MAGA congressman drafts articles of impeachment against judge for ruling against Trump.

Rep. Andrew Clyde (R-Ga.) announced Wednesday that he is drafting articles of impeachment against U.S. District Judge John McConnell Jr. for obstructing Donald Trump.

McConnell issued a temporary restraining order (TRO) last month to stop a widespread funding freeze to various programs nationwide. A federal appeals court has since denied the Trump administration’s request to pause McConnell’s ruling.

In a subsequent ruling on Monday, McConnell said that the Trump administration has not complied with the TRO and ordered agencies to immediately restore any paused or withheld dollars during continuing legal proceedings, according to CBS.

On Wednesday, Clyde suggested that McConnell’s rulings are tantamount to treason and thus warrants his removal from the bench.

“I’m drafting articles of impeachment for U.S. District Judge John McConnell Jr. He’s a partisan activist weaponizing our judicial system to stop President Trump’s funding freeze on woke and wasteful government spending,” he wrote. “We must end this abusive overreach. Stay tuned.”

Clyde’s announcement came hours after Elon Musk wrote on Twitter that there “needs to be an immediate wave of judicial impeachments.”

Musk has been fuming since a federal judge blocked his Department of Government Efficiency (DOGE) from accessing sensitive taxpayer data at the Treasury Department.

Only 15 federal judges have ever been impeached, and eight have been convicted by the Senate.

The last time a judge was successfully impeached by the House and convicted by a two-thirds majority in the Senate was Judge Thomas Porteous in 2010.

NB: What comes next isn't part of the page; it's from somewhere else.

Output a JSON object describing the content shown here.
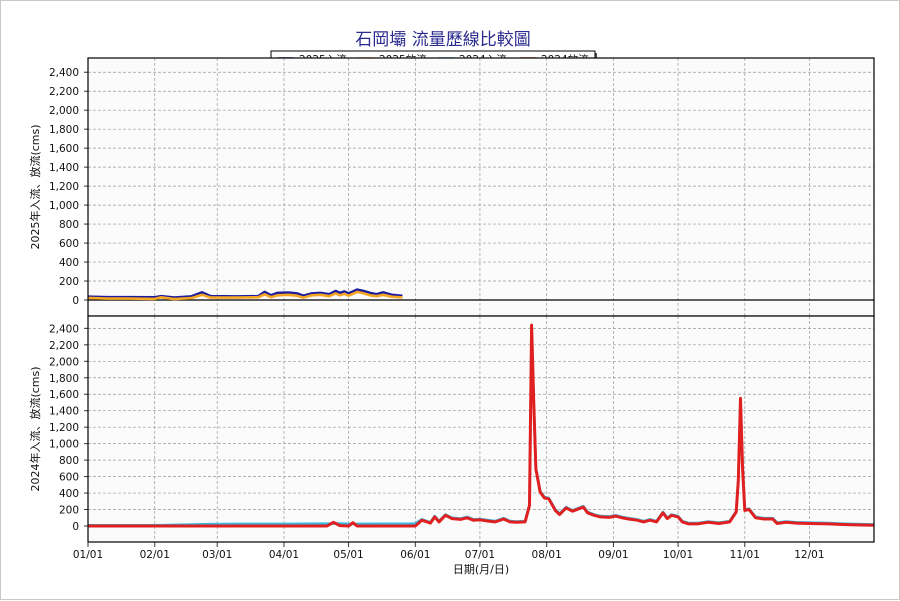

Porteous was convicted on all four charges of engaging in a pattern of conduct incompatible with serving as a federal judge, engaging in a longstanding pattern of corrupt conduct, knowingly and intentionally making false statements under penalty of perjury, and knowingly making material false statements about his past to both the Senate and the FBI to obtain a federal judgeship.